Disrespecting person: Uh, OK, I respect you. (Having moved one psychic step away.)
Disrespected person: Honestly?
Disrespecting person: Well, no, not honestly.
Disrespected person: No, I want you to honestly respect me.
Disrespecting person: OK, I honestly respect you. (Having now moved two psychic steps away.)
Disrespected person: Really?
Disrespecting person: Sure. (Having now moved three psychic steps away.)
Psychic distance, expanding the volume encompassing you and another person, is a social lubricant, a source of civility, politeness, and equanimity, a way to reduce pressure by increasing virtual volume (creating space). It’s also the source of latent distance and pressure, the stuff that makes people unnervingly hard to read. Accumulated psychic distance can turn into real distance very quickly. “I’m leaving. I haven’t really loved or respected you for a long time.” Or it can flare into a sudden burst of pressure. “For years I’ve hated the way you behave. You had better change now, or else.”
We therefore read each other very closely for the accumulation of psychic distance. There’s a whole language of inflections around the word “really.” “No, reeeeally.”

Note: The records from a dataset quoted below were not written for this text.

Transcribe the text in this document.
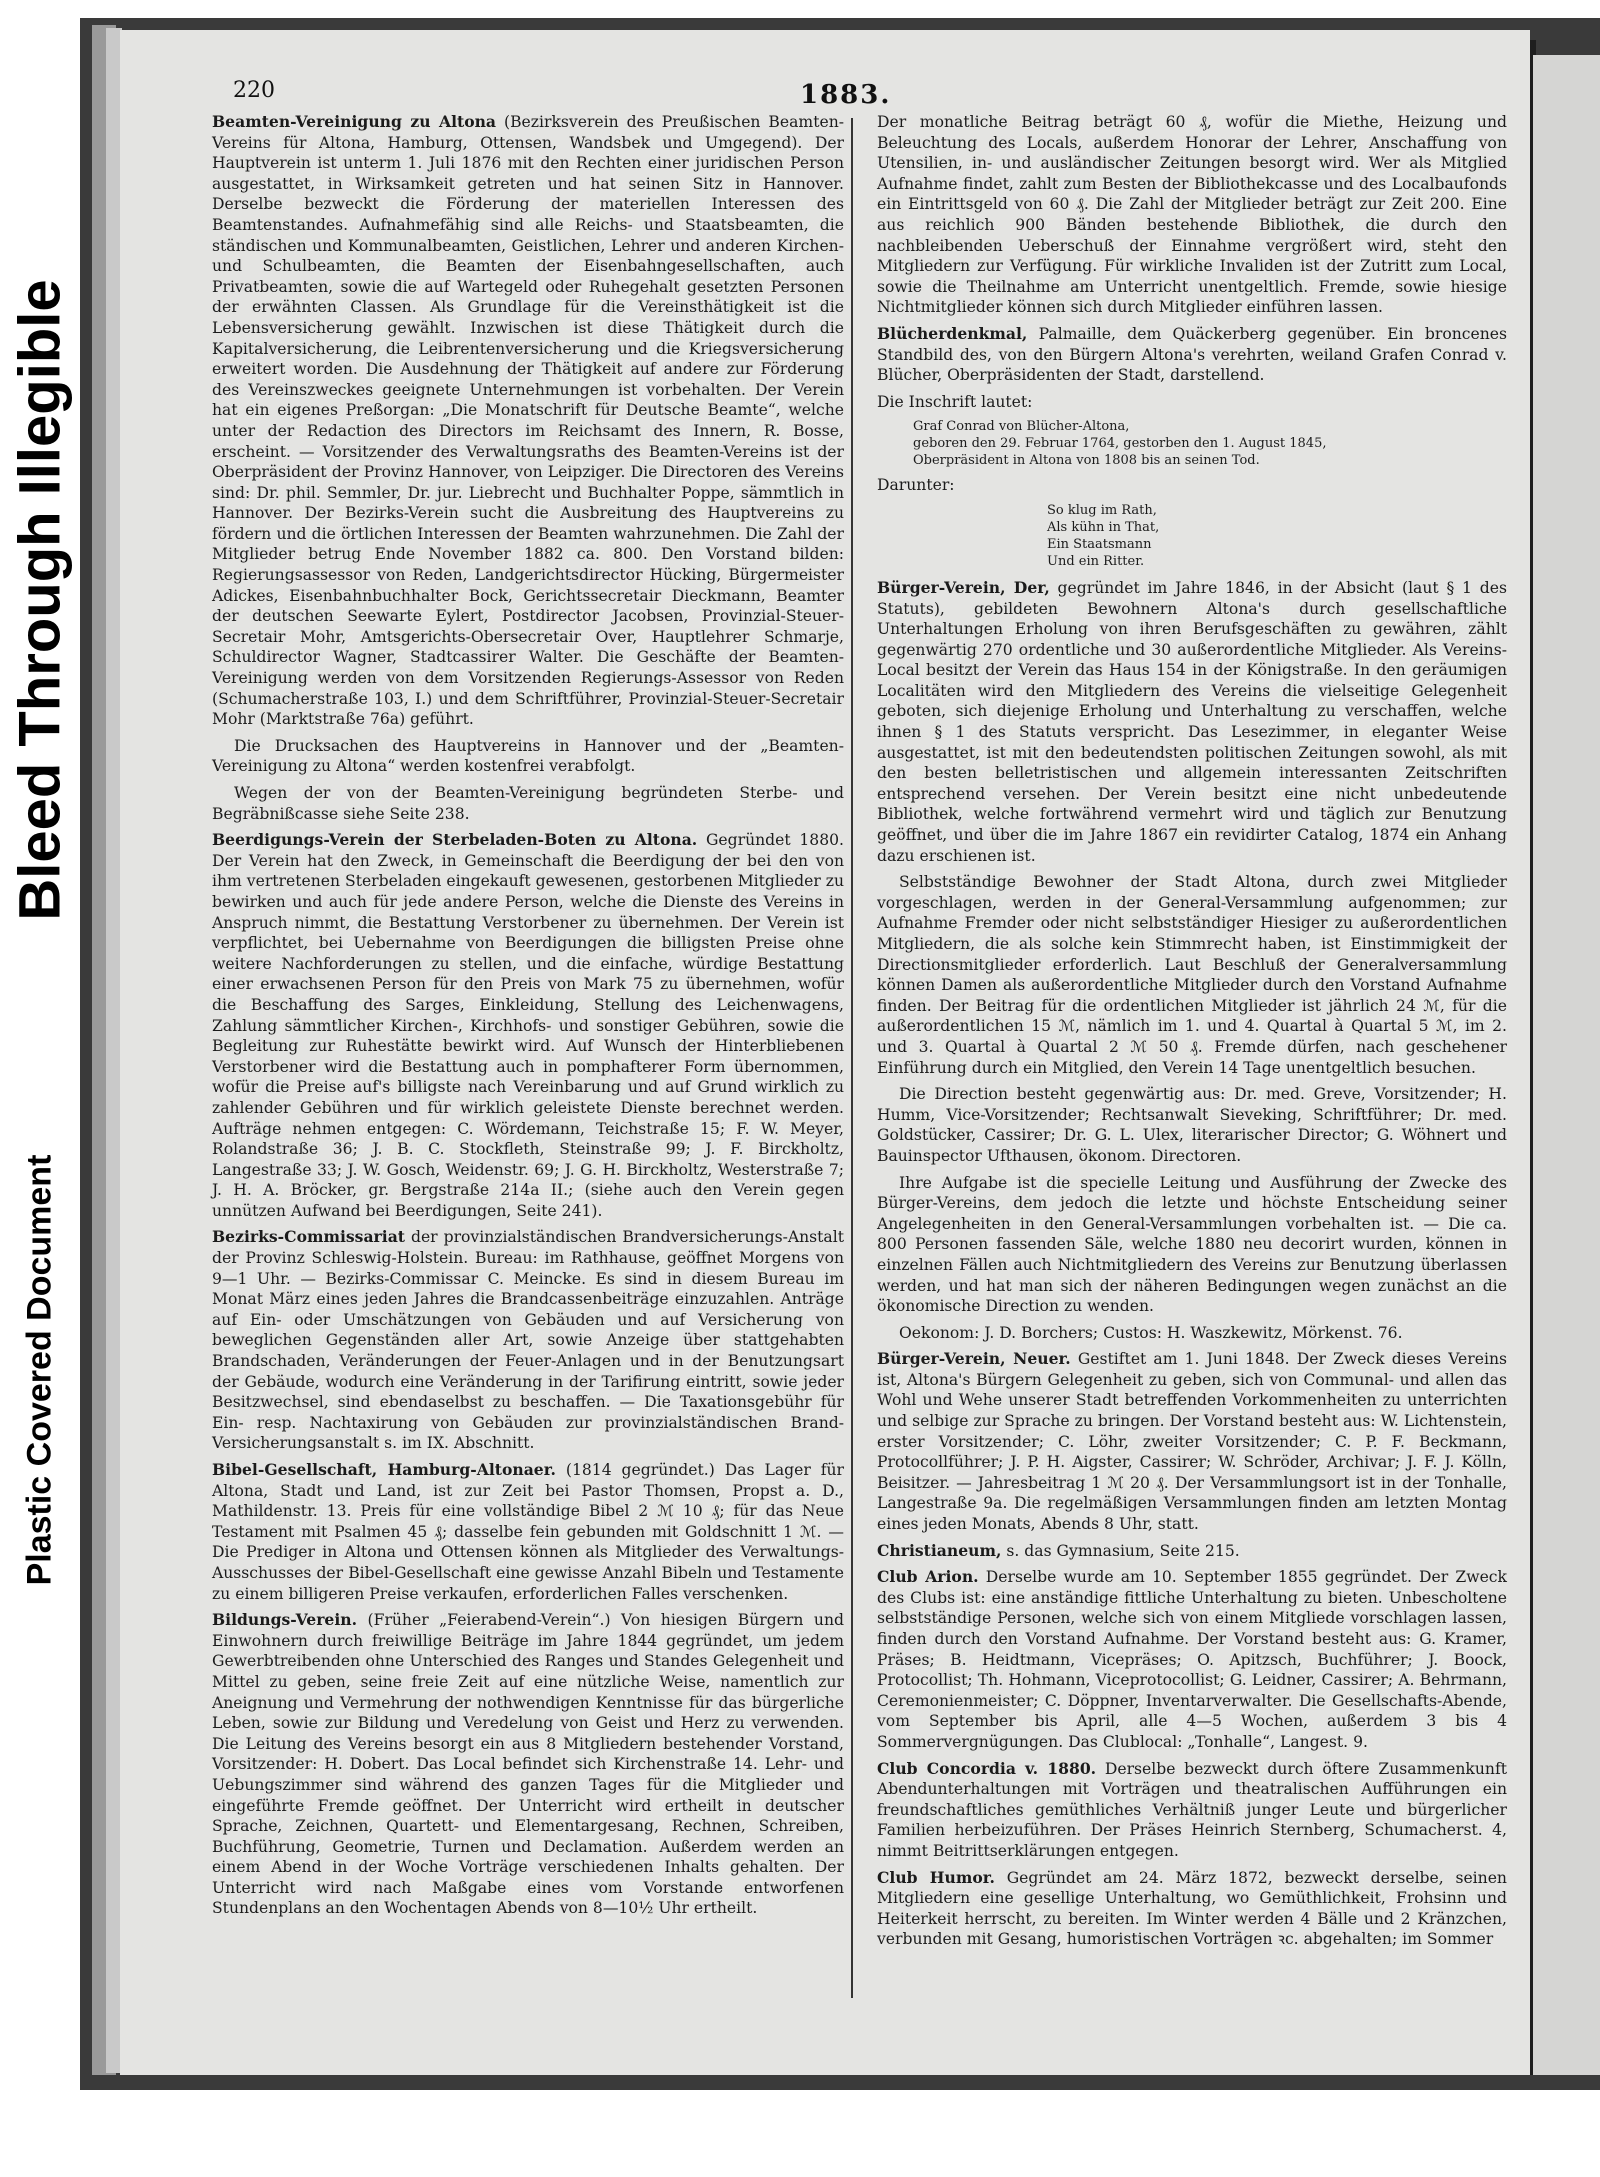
Bleed Through Illegible
Plastic Covered Document
220	1883.

Beamten-Vereinigung zu Altona (Bezirksverein des Preußischen Beamten-Vereins für Altona, Hamburg, Ottensen, Wandsbek und Umgegend). Der Hauptverein ist unterm 1. Juli 1876 mit den Rechten einer juridischen Person ausgestattet, in Wirksamkeit getreten und hat seinen Sitz in Hannover. Derselbe bezweckt die Förderung der materiellen Interessen des Beamtenstandes. Aufnahmefähig sind alle Reichs- und Staatsbeamten, die ständischen und Kommunalbeamten, Geistlichen, Lehrer und anderen Kirchen- und Schulbeamten, die Beamten der Eisenbahngesellschaften, auch Privatbeamten, sowie die auf Wartegeld oder Ruhegehalt gesetzten Personen der erwähnten Classen. Als Grundlage für die Vereinsthätigkeit ist die Lebensversicherung gewählt. Inzwischen ist diese Thätigkeit durch die Kapitalversicherung, die Leibrentenversicherung und die Kriegsversicherung erweitert worden. Die Ausdehnung der Thätigkeit auf andere zur Förderung des Vereinszweckes geeignete Unternehmungen ist vorbehalten. Der Verein hat ein eigenes Preßorgan: „Die Monatschrift für Deutsche Beamte“, welche unter der Redaction des Directors im Reichsamt des Innern, R. Bosse, erscheint. — Vorsitzender des Verwaltungsraths des Beamten-Vereins ist der Oberpräsident der Provinz Hannover, von Leipziger. Die Directoren des Vereins sind: Dr. phil. Semmler, Dr. jur. Liebrecht und Buchhalter Poppe, sämmtlich in Hannover. Der Bezirks-Verein sucht die Ausbreitung des Hauptvereins zu fördern und die örtlichen Interessen der Beamten wahrzunehmen. Die Zahl der Mitglieder betrug Ende November 1882 ca. 800. Den Vorstand bilden: Regierungsassessor von Reden, Landgerichtsdirector Hücking, Bürgermeister Adickes, Eisenbahnbuchhalter Bock, Gerichtssecretair Dieckmann, Beamter der deutschen Seewarte Eylert, Postdirector Jacobsen, Provinzial-Steuer-Secretair Mohr, Amtsgerichts-Obersecretair Over, Hauptlehrer Schmarje, Schuldirector Wagner, Stadtcassirer Walter. Die Geschäfte der Beamten-Vereinigung werden von dem Vorsitzenden Regierungs-Assessor von Reden (Schumacherstraße 103, I.) und dem Schriftführer, Provinzial-Steuer-Secretair Mohr (Marktstraße 76a) geführt.

Die Drucksachen des Hauptvereins in Hannover und der „Beamten-Vereinigung zu Altona“ werden kostenfrei verabfolgt.

Wegen der von der Beamten-Vereinigung begründeten Sterbe- und Begräbnißcasse siehe Seite 238.

Beerdigungs-Verein der Sterbeladen-Boten zu Altona. Gegründet 1880. Der Verein hat den Zweck, in Gemeinschaft die Beerdigung der bei den von ihm vertretenen Sterbeladen eingekauft gewesenen, gestorbenen Mitglieder zu bewirken und auch für jede andere Person, welche die Dienste des Vereins in Anspruch nimmt, die Bestattung Verstorbener zu übernehmen. Der Verein ist verpflichtet, bei Uebernahme von Beerdigungen die billigsten Preise ohne weitere Nachforderungen zu stellen, und die einfache, würdige Bestattung einer erwachsenen Person für den Preis von Mark 75 zu übernehmen, wofür die Beschaffung des Sarges, Einkleidung, Stellung des Leichenwagens, Zahlung sämmtlicher Kirchen-, Kirchhofs- und sonstiger Gebühren, sowie die Begleitung zur Ruhestätte bewirkt wird. Auf Wunsch der Hinterbliebenen Verstorbener wird die Bestattung auch in pomphafterer Form übernommen, wofür die Preise auf's billigste nach Vereinbarung und auf Grund wirklich zu zahlender Gebühren und für wirklich geleistete Dienste berechnet werden. Aufträge nehmen entgegen: C. Wördemann, Teichstraße 15; F. W. Meyer, Rolandstraße 36; J. B. C. Stockfleth, Steinstraße 99; J. F. Birckholtz, Langestraße 33; J. W. Gosch, Weidenstr. 69; J. G. H. Birckholtz, Westerstraße 7; J. H. A. Bröcker, gr. Bergstraße 214a II.; (siehe auch den Verein gegen unnützen Aufwand bei Beerdigungen, Seite 241).

Bezirks-Commissariat der provinzialständischen Brandversicherungs-Anstalt der Provinz Schleswig-Holstein. Bureau: im Rathhause, geöffnet Morgens von 9—1 Uhr. — Bezirks-Commissar C. Meincke. Es sind in diesem Bureau im Monat März eines jeden Jahres die Brandcassenbeiträge einzuzahlen. Anträge auf Ein- oder Umschätzungen von Gebäuden und auf Versicherung von beweglichen Gegenständen aller Art, sowie Anzeige über stattgehabten Brandschaden, Veränderungen der Feuer-Anlagen und in der Benutzungsart der Gebäude, wodurch eine Veränderung in der Tarifirung eintritt, sowie jeder Besitzwechsel, sind ebendaselbst zu beschaffen. — Die Taxationsgebühr für Ein- resp. Nachtaxirung von Gebäuden zur provinzialständischen Brand-Versicherungsanstalt s. im IX. Abschnitt.

Bibel-Gesellschaft, Hamburg-Altonaer. (1814 gegründet.) Das Lager für Altona, Stadt und Land, ist zur Zeit bei Pastor Thomsen, Propst a. D., Mathildenstr. 13. Preis für eine vollständige Bibel 2 ℳ 10 ₰; für das Neue Testament mit Psalmen 45 ₰; dasselbe fein gebunden mit Goldschnitt 1 ℳ. — Die Prediger in Altona und Ottensen können als Mitglieder des Verwaltungs-Ausschusses der Bibel-Gesellschaft eine gewisse Anzahl Bibeln und Testamente zu einem billigeren Preise verkaufen, erforderlichen Falles verschenken.

Bildungs-Verein. (Früher „Feierabend-Verein“.) Von hiesigen Bürgern und Einwohnern durch freiwillige Beiträge im Jahre 1844 gegründet, um jedem Gewerbtreibenden ohne Unterschied des Ranges und Standes Gelegenheit und Mittel zu geben, seine freie Zeit auf eine nützliche Weise, namentlich zur Aneignung und Vermehrung der nothwendigen Kenntnisse für das bürgerliche Leben, sowie zur Bildung und Veredelung von Geist und Herz zu verwenden. Die Leitung des Vereins besorgt ein aus 8 Mitgliedern bestehender Vorstand, Vorsitzender: H. Dobert. Das Local befindet sich Kirchenstraße 14. Lehr- und Uebungszimmer sind während des ganzen Tages für die Mitglieder und eingeführte Fremde geöffnet. Der Unterricht wird ertheilt in deutscher Sprache, Zeichnen, Quartett- und Elementargesang, Rechnen, Schreiben, Buchführung, Geometrie, Turnen und Declamation. Außerdem werden an einem Abend in der Woche Vorträge verschiedenen Inhalts gehalten. Der Unterricht wird nach Maßgabe eines vom Vorstande entworfenen Stundenplans an den Wochentagen Abends von 8—10½ Uhr ertheilt.

Der monatliche Beitrag beträgt 60 ₰, wofür die Miethe, Heizung und Beleuchtung des Locals, außerdem Honorar der Lehrer, Anschaffung von Utensilien, in- und ausländischer Zeitungen besorgt wird. Wer als Mitglied Aufnahme findet, zahlt zum Besten der Bibliothekcasse und des Localbaufonds ein Eintrittsgeld von 60 ₰. Die Zahl der Mitglieder beträgt zur Zeit 200. Eine aus reichlich 900 Bänden bestehende Bibliothek, die durch den nachbleibenden Ueberschuß der Einnahme vergrößert wird, steht den Mitgliedern zur Verfügung. Für wirkliche Invaliden ist der Zutritt zum Local, sowie die Theilnahme am Unterricht unentgeltlich. Fremde, sowie hiesige Nichtmitglieder können sich durch Mitglieder einführen lassen.

Blücherdenkmal, Palmaille, dem Quäckerberg gegenüber. Ein broncenes Standbild des, von den Bürgern Altona's verehrten, weiland Grafen Conrad v. Blücher, Oberpräsidenten der Stadt, darstellend.

Die Inschrift lautet:

Graf Conrad von Blücher-Altona,
geboren den 29. Februar 1764, gestorben den 1. August 1845,
Oberpräsident in Altona von 1808 bis an seinen Tod.

Darunter:

So klug im Rath,
Als kühn in That,
Ein Staatsmann
Und ein Ritter.

Bürger-Verein, Der, gegründet im Jahre 1846, in der Absicht (laut § 1 des Statuts), gebildeten Bewohnern Altona's durch gesellschaftliche Unterhaltungen Erholung von ihren Berufsgeschäften zu gewähren, zählt gegenwärtig 270 ordentliche und 30 außerordentliche Mitglieder. Als Vereins-Local besitzt der Verein das Haus 154 in der Königstraße. In den geräumigen Localitäten wird den Mitgliedern des Vereins die vielseitige Gelegenheit geboten, sich diejenige Erholung und Unterhaltung zu verschaffen, welche ihnen § 1 des Statuts verspricht. Das Lesezimmer, in eleganter Weise ausgestattet, ist mit den bedeutendsten politischen Zeitungen sowohl, als mit den besten belletristischen und allgemein interessanten Zeitschriften entsprechend versehen. Der Verein besitzt eine nicht unbedeutende Bibliothek, welche fortwährend vermehrt wird und täglich zur Benutzung geöffnet, und über die im Jahre 1867 ein revidirter Catalog, 1874 ein Anhang dazu erschienen ist.

Selbstständige Bewohner der Stadt Altona, durch zwei Mitglieder vorgeschlagen, werden in der General-Versammlung aufgenommen; zur Aufnahme Fremder oder nicht selbstständiger Hiesiger zu außerordentlichen Mitgliedern, die als solche kein Stimmrecht haben, ist Einstimmigkeit der Directionsmitglieder erforderlich. Laut Beschluß der Generalversammlung können Damen als außerordentliche Mitglieder durch den Vorstand Aufnahme finden. Der Beitrag für die ordentlichen Mitglieder ist jährlich 24 ℳ, für die außerordentlichen 15 ℳ, nämlich im 1. und 4. Quartal à Quartal 5 ℳ, im 2. und 3. Quartal à Quartal 2 ℳ 50 ₰. Fremde dürfen, nach geschehener Einführung durch ein Mitglied, den Verein 14 Tage unentgeltlich besuchen.

Die Direction besteht gegenwärtig aus: Dr. med. Greve, Vorsitzender; H. Humm, Vice-Vorsitzender; Rechtsanwalt Sieveking, Schriftführer; Dr. med. Goldstücker, Cassirer; Dr. G. L. Ulex, literarischer Director; G. Wöhnert und Bauinspector Ufthausen, ökonom. Directoren.

Ihre Aufgabe ist die specielle Leitung und Ausführung der Zwecke des Bürger-Vereins, dem jedoch die letzte und höchste Entscheidung seiner Angelegenheiten in den General-Versammlungen vorbehalten ist. — Die ca. 800 Personen fassenden Säle, welche 1880 neu decorirt wurden, können in einzelnen Fällen auch Nichtmitgliedern des Vereins zur Benutzung überlassen werden, und hat man sich der näheren Bedingungen wegen zunächst an die ökonomische Direction zu wenden.

Oekonom: J. D. Borchers; Custos: H. Waszkewitz, Mörkenst. 76.

Bürger-Verein, Neuer. Gestiftet am 1. Juni 1848. Der Zweck dieses Vereins ist, Altona's Bürgern Gelegenheit zu geben, sich von Communal- und allen das Wohl und Wehe unserer Stadt betreffenden Vorkommenheiten zu unterrichten und selbige zur Sprache zu bringen. Der Vorstand besteht aus: W. Lichtenstein, erster Vorsitzender; C. Löhr, zweiter Vorsitzender; C. P. F. Beckmann, Protocollführer; J. P. H. Aigster, Cassirer; W. Schröder, Archivar; J. F. J. Kölln, Beisitzer. — Jahresbeitrag 1 ℳ 20 ₰. Der Versammlungsort ist in der Tonhalle, Langestraße 9a. Die regelmäßigen Versammlungen finden am letzten Montag eines jeden Monats, Abends 8 Uhr, statt.

Christianeum, s. das Gymnasium, Seite 215.

Club Arion. Derselbe wurde am 10. September 1855 gegründet. Der Zweck des Clubs ist: eine anständige fittliche Unterhaltung zu bieten. Unbescholtene selbstständige Personen, welche sich von einem Mitgliede vorschlagen lassen, finden durch den Vorstand Aufnahme. Der Vorstand besteht aus: G. Kramer, Präses; B. Heidtmann, Vicepräses; O. Apitzsch, Buchführer; J. Boock, Protocollist; Th. Hohmann, Viceprotocollist; G. Leidner, Cassirer; A. Behrmann, Ceremonienmeister; C. Döppner, Inventarverwalter. Die Gesellschafts-Abende, vom September bis April, alle 4—5 Wochen, außerdem 3 bis 4 Sommervergnügungen. Das Clublocal: „Tonhalle“, Langest. 9.

Club Concordia v. 1880. Derselbe bezweckt durch öftere Zusammenkunft Abendunterhaltungen mit Vorträgen und theatralischen Aufführungen ein freundschaftliches gemüthliches Verhältniß junger Leute und bürgerlicher Familien herbeizuführen. Der Präses Heinrich Sternberg, Schumacherst. 4, nimmt Beitrittserklärungen entgegen.

Club Humor. Gegründet am 24. März 1872, bezweckt derselbe, seinen Mitgliedern eine gesellige Unterhaltung, wo Gemüthlichkeit, Frohsinn und Heiterkeit herrscht, zu bereiten. Im Winter werden 4 Bälle und 2 Kränzchen, verbunden mit Gesang, humoristischen Vorträgen ꝛc. abgehalten; im Sommer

And we can play with the edge between virtual and real distance as a way of conveying pressure. The twitch of a critical eye, a barely audible laugh of exasperation, an “I’ll give you space” that’s really a just-above-below-the-radar way of leaving in a huff or abandoning the other person. We all have a million ways to apply pressure with impunity. Indeed every way of not pressuring can, with the slightest nuance, become a way of pressuring. Silence is either golden or cold, depending.
So is it good, this social lubricant? Shouldn’t you just respect everyone? Of course, in the abstract, meaning with enough real space between you and a person who rubs you the wrong way, you can maintain some kind of abstract tolerant regard. At close range, or contained within a formal volume (the family, a marriage, a business partnership) the pressure increases, and something has got to give. Should you just give in to the pressure? Sometimes, not always. Should you engage in conflict? Sometimes, not always. Should you live and let live by feigning intimacy while keeping the other person at a psychic arm’s length? I suspect this may be the most efficient move even though for some of us more volatile types it’s hard to do.
I love my partner in part because she’s got an extremely low k value. She can absorb all sorts of heat with equanimity. I’m by temperament more volatile. Being with her I find I can expand my repertoire to include a bit more expansive capacity, the ability to create psychic space. I find I’m already a bit less compelled to either challenge people whose ideas I don’t respect or run howling a good long distance away from them.
I love my partner also because we share in common an appreciation of the benefits and costs of high and low volatility. We both understand that it is possible to condescend through kindness, and conversely to show respect through confrontation.
May your holiday season be filled with good judgment calls about when to pressure, when to make space, and when to create psychic space to keep things cozy.